Obesity amongst children has shown to be a serious and increasing issue, especially in North America. Statistics show that one-third of children in the United States and Canada are obese or overweight. This is a major problem as adolescent obesity is an indication of adulthood obesity if not taken care of or reduced from an early age. Many treatments involve restrictive diets which can work for adults but are less effective in children, as they can reduce macronutrient intake, reduce children’s energy and in turn, promote weight gain through binge eating. Therefore, Hume et al. suggested that prebiotic supplementation may be an effective way to control appetite, stimulate satiety hormones (hormones that satisfy hunger) and energy intake of children that are overweight or obese. Prebiotics are derived from a special plant fiber that nourishes the good bacteria that is currently in the colon or large intestine. In comparison to probiotics that introduce good bacteria into the gut, prebiotics fertilize the good bacteria that is already there to help it grow, resulting in a better good-to- bad bacteria ratio.

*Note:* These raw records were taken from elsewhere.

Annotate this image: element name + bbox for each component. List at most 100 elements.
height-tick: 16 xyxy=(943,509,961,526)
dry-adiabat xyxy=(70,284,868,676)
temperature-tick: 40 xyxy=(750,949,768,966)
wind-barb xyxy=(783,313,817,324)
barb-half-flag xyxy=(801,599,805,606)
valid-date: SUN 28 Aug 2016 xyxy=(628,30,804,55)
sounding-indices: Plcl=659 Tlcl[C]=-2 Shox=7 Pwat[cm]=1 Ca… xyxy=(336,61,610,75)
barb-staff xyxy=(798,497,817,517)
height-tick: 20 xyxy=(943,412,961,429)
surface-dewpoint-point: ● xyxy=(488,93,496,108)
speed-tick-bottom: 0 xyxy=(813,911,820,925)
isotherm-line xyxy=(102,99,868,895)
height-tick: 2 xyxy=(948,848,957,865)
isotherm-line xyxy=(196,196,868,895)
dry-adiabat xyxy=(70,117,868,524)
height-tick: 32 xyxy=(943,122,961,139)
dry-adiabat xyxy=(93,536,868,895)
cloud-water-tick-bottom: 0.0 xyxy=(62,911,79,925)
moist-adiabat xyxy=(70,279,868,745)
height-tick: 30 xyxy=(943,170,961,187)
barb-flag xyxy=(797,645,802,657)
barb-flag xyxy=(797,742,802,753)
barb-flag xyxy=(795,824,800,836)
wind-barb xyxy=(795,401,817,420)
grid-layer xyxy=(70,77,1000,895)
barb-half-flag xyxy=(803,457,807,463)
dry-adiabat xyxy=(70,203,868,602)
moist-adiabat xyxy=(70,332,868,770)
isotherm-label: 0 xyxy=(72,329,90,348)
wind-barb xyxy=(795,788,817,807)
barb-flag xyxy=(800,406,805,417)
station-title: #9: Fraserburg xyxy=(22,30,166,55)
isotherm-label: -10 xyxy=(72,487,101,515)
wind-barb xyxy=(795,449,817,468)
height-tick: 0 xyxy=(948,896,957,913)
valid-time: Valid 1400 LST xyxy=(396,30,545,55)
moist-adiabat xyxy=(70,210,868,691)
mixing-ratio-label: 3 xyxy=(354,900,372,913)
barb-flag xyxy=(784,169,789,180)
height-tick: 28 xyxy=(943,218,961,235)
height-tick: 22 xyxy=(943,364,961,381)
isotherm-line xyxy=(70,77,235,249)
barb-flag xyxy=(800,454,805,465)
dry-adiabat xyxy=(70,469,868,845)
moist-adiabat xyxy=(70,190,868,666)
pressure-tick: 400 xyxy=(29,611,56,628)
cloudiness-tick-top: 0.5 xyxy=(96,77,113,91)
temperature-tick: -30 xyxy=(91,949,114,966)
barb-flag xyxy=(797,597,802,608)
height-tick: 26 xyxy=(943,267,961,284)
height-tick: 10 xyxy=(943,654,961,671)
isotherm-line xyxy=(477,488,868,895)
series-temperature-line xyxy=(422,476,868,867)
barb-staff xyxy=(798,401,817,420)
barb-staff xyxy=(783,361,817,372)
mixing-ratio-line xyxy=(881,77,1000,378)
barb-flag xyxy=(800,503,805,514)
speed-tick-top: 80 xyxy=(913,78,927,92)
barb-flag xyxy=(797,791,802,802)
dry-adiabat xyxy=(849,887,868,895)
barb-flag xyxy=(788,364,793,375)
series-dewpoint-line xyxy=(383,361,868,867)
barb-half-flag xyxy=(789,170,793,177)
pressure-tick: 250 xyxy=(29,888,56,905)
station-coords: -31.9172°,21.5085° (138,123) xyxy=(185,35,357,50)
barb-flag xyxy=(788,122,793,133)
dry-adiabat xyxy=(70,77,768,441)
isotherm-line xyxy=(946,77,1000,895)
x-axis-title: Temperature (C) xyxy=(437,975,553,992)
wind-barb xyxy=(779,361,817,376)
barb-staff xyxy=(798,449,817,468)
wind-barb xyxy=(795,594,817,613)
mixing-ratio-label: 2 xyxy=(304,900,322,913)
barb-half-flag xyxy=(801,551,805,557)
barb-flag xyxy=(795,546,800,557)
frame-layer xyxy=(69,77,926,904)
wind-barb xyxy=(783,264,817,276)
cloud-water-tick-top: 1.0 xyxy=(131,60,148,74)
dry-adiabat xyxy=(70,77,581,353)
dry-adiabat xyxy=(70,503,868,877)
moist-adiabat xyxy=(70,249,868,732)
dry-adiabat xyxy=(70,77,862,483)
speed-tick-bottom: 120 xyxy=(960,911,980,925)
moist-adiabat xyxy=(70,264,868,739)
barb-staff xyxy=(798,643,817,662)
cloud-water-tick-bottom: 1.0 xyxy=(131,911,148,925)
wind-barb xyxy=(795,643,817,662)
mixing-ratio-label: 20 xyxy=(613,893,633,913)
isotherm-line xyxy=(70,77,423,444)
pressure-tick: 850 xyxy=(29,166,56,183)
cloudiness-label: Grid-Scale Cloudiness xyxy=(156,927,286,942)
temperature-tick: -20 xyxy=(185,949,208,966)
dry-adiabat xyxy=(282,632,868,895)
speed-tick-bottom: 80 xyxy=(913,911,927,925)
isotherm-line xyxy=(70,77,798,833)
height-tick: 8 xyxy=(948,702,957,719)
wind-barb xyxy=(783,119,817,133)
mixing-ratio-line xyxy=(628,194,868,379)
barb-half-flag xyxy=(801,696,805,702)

To test this hypothesis, Hume et al. published a recent study in the American Journal of Clinical Nutrition (AJCN). The study was a randomized, double-blind, placebo-controlled trial. It consisted of 38 participants assigned to two groups. 20 were in the prebiotic group – 10 boys and 10 girls, and 18 in the placebo group – 7 girls and 11 boys. The participants were aged 7-12 years old, with a body mass index (BMI) of greater than or equal to an 85th percentile during 2014-2015. One group was given 8 grams of oligofructose-enriched inulin (a prebiotic found in vegetables like artichoke) and the other group was given a placebo (maltodextrin) daily for 16 weeks. The dose of prebiotic and placebo were increased over a period of 2 weeks to allow for adaptation to the fiber and to minimize gastrointestinal symptoms. The primary outcome was the effect of prebiotics on appetite (serum satiety hormones, appetite ratings, and food intake) and the secondary outcome was the BMI z score. Since this study analyzed the effects of prebiotic supplementation independent of diet or exercise, participants were able to eat and drink what they chose; however, their diet was still recorded and analyzed through related software. Additionally, blood samples were collected at the end of the 16-week study to obtain serum for satiety hormone analysis.
The data showed a positive correlation of prebiotic supplements and weight control. In terms of energy, in the prebiotic group energy intake was reduced in comparison to the placebo group, where it was increased. However, the magnitude of energy intake between both groups was not significantly different. When appetite was analyzed, it was found that over the 16-week period, the prebiotic group reduced the amount of food that they usually consumed at the breakfast buffet. As well, prebiotic participants reported feeling significantly “more full” after their breakfast meal at the 16th week as opposed to the placebo group. Other significant results depicted that the prebiotic group had a reduced BMI z score of 3.4% compared to a 0.49% reduction for the placebo group.
Based on the results, prebiotics may help to improve appetite control in terms of pediatric obesity. The only limitation to this study was the use of parent-reported food records to measure energy intake, causing some inconsistencies in the data. Regardless, this study provides an important insight as there are limited studies related to the obese pediatric population, and can help to reduce the rates of both childhood and adult obesity, resulting in lower health issues.